Molecular Structure of DNA

  • Components
    • Deoxyribose Sugar
    • Phosphate Group
    • Nucleotide Bases:
      • Thymine (T)
      • Cytosine (C)
      • Adenine (A)
      • Guanine (G)
    • Base Pairing Rules:
      • [Thymine] = [Adenine]
      • [Cytosine] = [Guanine]
      • Composition: Purines (A, G) and Pyrimidines (C, T)

DNA Base-Pairing

  • Structural Features:
    • Each base pair is separated by 0.34 nm.
    • Each full twist of the DNA double helix measures 3.4 nm.

Question on Base-Pairing

  • In analyzing a DNA sample, which result adheres to the base-pairing rules?
    1. A = G
    2. T + C = A + G
    3. A + T = C + G
    4. A = C

DNA Replication

  • Semiconservative Model of Replication
  1. Parent DNA molecule: Original double-stranded DNA.
  2. Separation of Strands: During replication, the two strands separate.
  3. Result: Each daughter DNA molecule consists of one parental strand and one newly synthesized strand.

Continuous vs. Discontinuous Replication

  • Leading Strand:
    • Continuously synthesized in the 5’ to 3’ direction.
  • Lagging Strand:
    • Synthesized in short segments called Okazaki fragments, in the opposite direction of the unwinding.
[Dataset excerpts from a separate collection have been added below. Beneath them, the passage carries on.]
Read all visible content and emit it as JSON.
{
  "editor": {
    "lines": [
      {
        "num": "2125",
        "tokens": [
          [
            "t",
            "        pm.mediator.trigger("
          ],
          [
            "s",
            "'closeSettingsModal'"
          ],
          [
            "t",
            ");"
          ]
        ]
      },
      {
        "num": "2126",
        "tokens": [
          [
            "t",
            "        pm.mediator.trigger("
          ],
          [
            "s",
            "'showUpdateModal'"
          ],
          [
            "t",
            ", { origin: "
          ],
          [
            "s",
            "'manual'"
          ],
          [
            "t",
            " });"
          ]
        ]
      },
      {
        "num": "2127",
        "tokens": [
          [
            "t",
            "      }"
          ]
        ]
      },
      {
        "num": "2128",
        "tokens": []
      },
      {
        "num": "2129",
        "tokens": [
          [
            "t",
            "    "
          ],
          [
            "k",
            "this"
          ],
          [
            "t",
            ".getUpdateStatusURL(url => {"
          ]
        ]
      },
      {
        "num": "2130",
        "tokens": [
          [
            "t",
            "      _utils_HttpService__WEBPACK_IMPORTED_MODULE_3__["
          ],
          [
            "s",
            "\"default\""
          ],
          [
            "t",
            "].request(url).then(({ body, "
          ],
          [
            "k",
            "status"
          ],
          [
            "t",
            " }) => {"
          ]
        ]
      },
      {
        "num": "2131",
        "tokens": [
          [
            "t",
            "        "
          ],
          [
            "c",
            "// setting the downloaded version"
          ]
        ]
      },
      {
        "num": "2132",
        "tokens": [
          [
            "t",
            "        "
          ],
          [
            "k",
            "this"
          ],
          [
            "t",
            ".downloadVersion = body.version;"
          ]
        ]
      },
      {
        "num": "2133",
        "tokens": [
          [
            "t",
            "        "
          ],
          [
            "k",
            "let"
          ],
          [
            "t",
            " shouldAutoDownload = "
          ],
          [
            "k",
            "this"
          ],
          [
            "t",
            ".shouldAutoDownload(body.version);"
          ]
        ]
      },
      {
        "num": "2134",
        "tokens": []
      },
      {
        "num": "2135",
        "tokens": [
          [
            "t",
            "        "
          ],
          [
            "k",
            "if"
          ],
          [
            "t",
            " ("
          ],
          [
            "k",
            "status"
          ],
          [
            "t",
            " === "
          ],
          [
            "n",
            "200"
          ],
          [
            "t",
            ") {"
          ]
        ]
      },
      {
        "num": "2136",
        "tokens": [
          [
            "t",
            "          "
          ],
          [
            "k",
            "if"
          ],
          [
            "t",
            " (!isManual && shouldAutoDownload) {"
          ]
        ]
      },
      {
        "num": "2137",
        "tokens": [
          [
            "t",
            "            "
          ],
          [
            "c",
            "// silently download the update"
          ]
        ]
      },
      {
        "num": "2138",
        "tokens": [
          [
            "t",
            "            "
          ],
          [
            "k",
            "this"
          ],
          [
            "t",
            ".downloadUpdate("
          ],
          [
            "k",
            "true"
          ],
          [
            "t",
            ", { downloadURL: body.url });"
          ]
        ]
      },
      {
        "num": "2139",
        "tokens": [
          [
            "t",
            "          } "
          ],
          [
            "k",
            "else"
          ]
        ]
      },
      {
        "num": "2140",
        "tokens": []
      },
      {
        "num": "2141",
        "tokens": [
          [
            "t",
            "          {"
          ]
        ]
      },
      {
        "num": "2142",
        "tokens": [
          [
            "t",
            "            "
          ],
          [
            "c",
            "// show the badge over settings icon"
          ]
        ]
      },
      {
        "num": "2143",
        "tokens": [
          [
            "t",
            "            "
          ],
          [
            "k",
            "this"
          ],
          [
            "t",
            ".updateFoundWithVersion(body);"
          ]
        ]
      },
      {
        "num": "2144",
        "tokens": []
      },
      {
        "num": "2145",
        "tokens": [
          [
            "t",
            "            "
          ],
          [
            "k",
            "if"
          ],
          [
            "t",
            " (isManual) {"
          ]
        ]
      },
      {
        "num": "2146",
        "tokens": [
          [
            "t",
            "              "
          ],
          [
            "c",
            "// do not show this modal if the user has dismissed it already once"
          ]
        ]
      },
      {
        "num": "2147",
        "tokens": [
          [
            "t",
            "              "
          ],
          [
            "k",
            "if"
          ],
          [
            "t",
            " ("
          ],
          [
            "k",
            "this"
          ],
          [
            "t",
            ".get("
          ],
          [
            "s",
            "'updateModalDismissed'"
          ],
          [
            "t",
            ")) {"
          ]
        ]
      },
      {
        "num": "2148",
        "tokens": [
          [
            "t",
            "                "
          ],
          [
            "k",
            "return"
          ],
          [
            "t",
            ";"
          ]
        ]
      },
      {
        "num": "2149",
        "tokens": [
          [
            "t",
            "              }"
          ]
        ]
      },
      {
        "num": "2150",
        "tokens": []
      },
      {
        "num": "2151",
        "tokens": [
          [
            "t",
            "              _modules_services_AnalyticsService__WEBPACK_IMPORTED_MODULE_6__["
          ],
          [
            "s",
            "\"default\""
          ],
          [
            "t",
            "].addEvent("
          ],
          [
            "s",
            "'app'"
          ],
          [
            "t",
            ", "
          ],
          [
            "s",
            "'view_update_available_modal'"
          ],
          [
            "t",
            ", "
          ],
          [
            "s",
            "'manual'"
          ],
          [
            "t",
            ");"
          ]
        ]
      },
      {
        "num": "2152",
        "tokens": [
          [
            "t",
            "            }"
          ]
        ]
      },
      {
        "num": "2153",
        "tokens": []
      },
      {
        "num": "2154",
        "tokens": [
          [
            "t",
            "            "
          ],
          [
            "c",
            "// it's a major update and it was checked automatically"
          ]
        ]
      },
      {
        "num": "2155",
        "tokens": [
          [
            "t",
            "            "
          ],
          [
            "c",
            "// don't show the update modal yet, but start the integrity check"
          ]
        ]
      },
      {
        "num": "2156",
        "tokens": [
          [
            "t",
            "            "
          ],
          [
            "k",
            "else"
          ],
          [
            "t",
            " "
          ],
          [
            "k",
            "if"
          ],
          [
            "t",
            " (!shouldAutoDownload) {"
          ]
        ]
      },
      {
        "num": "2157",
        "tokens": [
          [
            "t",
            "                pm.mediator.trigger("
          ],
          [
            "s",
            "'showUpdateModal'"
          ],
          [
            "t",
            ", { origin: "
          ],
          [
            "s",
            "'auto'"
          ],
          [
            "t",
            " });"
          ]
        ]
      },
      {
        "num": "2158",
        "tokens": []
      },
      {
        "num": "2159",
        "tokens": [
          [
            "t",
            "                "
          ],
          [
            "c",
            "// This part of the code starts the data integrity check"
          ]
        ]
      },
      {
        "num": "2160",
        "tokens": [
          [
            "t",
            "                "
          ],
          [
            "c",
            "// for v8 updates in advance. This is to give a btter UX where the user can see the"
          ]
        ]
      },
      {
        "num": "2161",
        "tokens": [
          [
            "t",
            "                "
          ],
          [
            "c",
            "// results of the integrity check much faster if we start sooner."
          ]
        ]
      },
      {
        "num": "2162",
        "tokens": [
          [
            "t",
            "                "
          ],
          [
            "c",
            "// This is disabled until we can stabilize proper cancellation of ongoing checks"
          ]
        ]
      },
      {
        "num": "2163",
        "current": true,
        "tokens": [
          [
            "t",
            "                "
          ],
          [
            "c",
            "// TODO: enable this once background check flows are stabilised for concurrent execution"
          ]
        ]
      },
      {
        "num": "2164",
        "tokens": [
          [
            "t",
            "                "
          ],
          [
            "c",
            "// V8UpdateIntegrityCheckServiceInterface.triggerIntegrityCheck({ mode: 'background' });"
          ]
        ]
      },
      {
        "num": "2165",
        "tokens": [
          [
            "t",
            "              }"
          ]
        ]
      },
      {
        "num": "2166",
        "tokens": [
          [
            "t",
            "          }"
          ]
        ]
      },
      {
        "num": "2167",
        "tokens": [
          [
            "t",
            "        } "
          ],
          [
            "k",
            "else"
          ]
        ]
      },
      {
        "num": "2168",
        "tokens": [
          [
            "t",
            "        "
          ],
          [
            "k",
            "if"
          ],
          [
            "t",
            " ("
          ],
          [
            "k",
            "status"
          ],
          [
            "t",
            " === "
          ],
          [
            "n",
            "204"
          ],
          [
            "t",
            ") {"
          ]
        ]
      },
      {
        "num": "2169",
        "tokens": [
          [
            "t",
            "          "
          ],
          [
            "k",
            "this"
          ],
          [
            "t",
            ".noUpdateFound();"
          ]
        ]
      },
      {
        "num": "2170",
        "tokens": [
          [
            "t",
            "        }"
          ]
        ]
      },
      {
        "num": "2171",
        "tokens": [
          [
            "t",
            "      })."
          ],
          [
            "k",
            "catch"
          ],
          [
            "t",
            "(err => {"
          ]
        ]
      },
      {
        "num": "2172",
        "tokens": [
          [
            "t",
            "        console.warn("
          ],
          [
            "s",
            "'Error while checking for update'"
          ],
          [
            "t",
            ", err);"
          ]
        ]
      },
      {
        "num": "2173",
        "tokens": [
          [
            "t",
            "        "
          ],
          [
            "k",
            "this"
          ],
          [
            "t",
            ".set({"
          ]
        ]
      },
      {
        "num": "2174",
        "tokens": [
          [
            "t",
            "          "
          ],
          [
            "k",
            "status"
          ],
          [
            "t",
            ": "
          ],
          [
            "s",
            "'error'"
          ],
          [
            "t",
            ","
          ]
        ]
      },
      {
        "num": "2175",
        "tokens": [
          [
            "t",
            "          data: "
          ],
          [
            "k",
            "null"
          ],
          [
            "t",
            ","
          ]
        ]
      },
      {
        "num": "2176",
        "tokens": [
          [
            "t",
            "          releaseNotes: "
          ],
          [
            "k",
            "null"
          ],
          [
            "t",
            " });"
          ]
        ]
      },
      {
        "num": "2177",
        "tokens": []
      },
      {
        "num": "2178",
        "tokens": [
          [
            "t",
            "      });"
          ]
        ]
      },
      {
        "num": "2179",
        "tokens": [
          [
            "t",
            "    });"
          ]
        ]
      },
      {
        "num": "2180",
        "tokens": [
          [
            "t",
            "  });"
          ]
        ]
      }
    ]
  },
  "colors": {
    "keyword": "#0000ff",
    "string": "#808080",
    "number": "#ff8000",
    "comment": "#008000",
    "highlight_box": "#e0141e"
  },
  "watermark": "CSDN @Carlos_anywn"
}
Mechanism of DNA Replication

  • Steps Involved:
  1. Initiation: Helicase unwinds the DNA at the origin.
  2. Binding Proteins: Single-stranded binding proteins stabilize the unwound strands.
  3. Topoisomerase: Relieves tension ahead of the replication fork by snipping the backbone.
  4. Primase: Synthesizes an RNA primer to initiate new strand.
  5. DNA Polymerase III: Attaches new nucleotides in 5’ to 3’ direction.
  6. Sliding Clamp: Holds DNA polymerase in place.
  7. DNA Polymerase I: Replaces RNA nucleotides with DNA nucleotides on lagging strand.
  8. Ligase: Joins Okazaki fragments together.

Origins of Replication

  • Replication starts at multiple sites along the DNA, with both strands replicated simultaneously.

Telomeres and Cell Lifespans

  • Challenges with DNA Ends:
    • DNA polymerase can only add nucleotides to existing strands.
    • Primers, which are essential for starting replication, are typically RNA and must be replaced.
    • There will be gaps after primer removal at the very ends of DNA.

Telomeres

  • Structure:
    • DNA ends feature repeating sequences known as telomeres (e.g., 5’-TTAGGG-3’).
    • Typically, 100-1000 telomere repetitions occur per DNA strand.
  • Function:
    • With each replication, one telomere unit may be lost, allowing for many divisions before affecting the critical DNA sequences.

Telomerase

  • Functionality:
    • Contains an RNA portion with telomeric sequences.
    • Adds telomeres back onto the ends of the DNA.
    • Inactive in most somatic cells, active in rapidly dividing cells (embryonic and germ cells).
    • Often reactivated in cancer cells, enabling unlimited division.

DNA Repair Mechanisms

  • Importance of Repair:
    • Errors in DNA copying can potentially lead to mutations.
  • Proofreading by DNA Polymerase:
    • Accidental mismatches are corrected during DNA replication.
  • Base-Pair Mismatch Repair:
    • Following replication, mismatches detected by nucleases that excise the error; DNA polymerase fills in the gaps and ligase seals them.
  • Example of Damage:
    • Thymine dimers caused by UV exposure, relevant to skin cancer risk, with approximately 100 dimers formed per second of UV exposure if uncorrected.

Review of Repair Efficiency

  • Base-pair mismatch repair results in maintaining very low error rates (1 in a billion base pairs), showcasing the efficiency of DNA repair mechanisms.
  • Conservation: The repair mechanisms have been conserved through evolutionary history, detectable across a range of organisms including bacteria, yeast, and humans.

Summary on Key Concepts

  • Understanding Replication Differences:
    • The leading and lagging strands are synthesized differently due to antiparallel structure and the nature of DNA polymerase's activity.
  • Repair and Lifespan:
    • The role of telomeres and telomerase in maintaining chromosome integrity over cell lifespans plays a crucial part in aging and cancer biology.